Order for production of documents – principles applicable to s. 29 application – respondent deemed capable of producing document which it had enforceable right to obtain – Bankruptcy Ordinance (Cap.6) s.29
T was the trustee in bankruptcy of B. T believed that B operated a complex scheme using offshore companies and nominees to conceal his assets, one of which was C. R1 were the joint and several liquidators of C. R1 were minority partners of an accounting firm, R2, which had subsequently split up and was represented by its majority partners. T successfully obtained disclosure orders pursuant to s.29 of the Bankruptcy Ordinance (Cap. 6) (“BO”) against R1–2 (R1’s Order & R2’s Order respectively) by consent, requiring them to produce certain documents or to make an affirmation if those were no longer in their possession, custody and power. Rs failed to comply fully with the disclosure orders. T applied, inter alia, to enforce R1’s Order pursuant to O. 45 of the Rules of the High Court (Cap. 4A, Sub. Leg.) (the “RHC”) and to impose R2’s Order on R1 by way of a fresh order (“R2’s Fresh Order”) pursuant to s. 29 of the BO. While R2 had previously had possession of the documents sought, the majority partners claimed that they were in the possession of R1’s, who had conduct of the relevant matters on its behalf; whereas R1 claimed that the documents remained with the majority partners.
Held, allowing the application, that:
Principles applicable to application under s. 29 of the BO
- A trustee in relation to the bankrupt was in the same position as a liquidator in an insolvent company. The principles governing the court’s exercise of the discretion under s. 29 of the BO and the equivalent in s. 221 of the Companies (Winding-up and Miscellaneous Provisions) Ordinance (Cap. 32) were essentially the same. A trustee needed far wider discovery to enable him to discharge his functions than what was permissible in an ordinary inter-party or third party discovery under O. 24.
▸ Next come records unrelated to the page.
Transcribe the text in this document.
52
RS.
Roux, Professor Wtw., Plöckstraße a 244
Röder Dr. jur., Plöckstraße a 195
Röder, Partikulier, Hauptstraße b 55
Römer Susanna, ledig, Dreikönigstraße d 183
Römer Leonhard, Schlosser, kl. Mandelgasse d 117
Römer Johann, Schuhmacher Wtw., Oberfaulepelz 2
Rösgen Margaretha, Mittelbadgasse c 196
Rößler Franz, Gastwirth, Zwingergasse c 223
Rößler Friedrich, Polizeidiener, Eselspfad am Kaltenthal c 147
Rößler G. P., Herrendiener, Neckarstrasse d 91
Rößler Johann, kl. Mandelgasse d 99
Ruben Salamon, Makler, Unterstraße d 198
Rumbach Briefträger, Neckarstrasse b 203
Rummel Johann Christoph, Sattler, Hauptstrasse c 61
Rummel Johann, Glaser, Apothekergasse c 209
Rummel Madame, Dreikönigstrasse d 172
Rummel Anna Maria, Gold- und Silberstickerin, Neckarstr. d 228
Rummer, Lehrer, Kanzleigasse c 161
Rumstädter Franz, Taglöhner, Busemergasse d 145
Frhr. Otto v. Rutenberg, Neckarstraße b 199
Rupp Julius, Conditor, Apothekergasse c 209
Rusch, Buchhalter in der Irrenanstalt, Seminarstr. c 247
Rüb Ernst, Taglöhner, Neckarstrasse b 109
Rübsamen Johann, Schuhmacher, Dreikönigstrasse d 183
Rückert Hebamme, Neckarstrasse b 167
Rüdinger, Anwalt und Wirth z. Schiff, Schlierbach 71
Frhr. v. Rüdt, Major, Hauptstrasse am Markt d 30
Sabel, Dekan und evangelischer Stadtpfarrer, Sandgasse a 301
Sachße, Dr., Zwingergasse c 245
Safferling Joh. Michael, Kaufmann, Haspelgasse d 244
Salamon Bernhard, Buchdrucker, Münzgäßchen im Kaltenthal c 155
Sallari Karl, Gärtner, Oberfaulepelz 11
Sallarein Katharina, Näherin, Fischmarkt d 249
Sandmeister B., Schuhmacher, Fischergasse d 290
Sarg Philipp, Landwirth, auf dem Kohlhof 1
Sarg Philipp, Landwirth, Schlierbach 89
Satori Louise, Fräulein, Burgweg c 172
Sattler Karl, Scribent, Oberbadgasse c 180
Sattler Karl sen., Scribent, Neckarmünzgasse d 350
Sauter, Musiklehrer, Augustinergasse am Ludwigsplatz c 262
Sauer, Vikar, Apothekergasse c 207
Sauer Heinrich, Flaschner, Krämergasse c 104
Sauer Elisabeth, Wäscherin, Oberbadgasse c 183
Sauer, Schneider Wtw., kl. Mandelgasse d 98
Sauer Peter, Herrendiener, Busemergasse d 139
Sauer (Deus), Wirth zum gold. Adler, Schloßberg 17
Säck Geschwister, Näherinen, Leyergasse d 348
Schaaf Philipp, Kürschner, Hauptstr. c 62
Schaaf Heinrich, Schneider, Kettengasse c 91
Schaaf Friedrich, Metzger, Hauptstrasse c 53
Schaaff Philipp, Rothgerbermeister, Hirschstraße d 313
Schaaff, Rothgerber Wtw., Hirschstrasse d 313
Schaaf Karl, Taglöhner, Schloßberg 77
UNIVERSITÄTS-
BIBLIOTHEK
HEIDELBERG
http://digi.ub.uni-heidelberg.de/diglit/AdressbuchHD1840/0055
- The following principles were applicable to a s. 29(1) application:
- the power conferred by the section was general, wide, unlimited and discretionary in nature;
- to invoke the court’s exercise of the discretion, the trustee bore the burden of proving: (i) that the provision of information or documents was reasonably required for him to carry out his functions, in respect of which great weight should be given to his views, and (ii) a prima facie case that the respondent was able to provide the same; and
- as the exercise of the power might be oppressive to a third party or the bankrupt, the court must carefully strike a balance between the trustee’s reasonable requirements and the need to avoid making an order which was wholly unreasonable, unnecessary or oppressive to the person concerned, and the burden was on the trustee to satisfy the court it was a proper case for such an order to be made.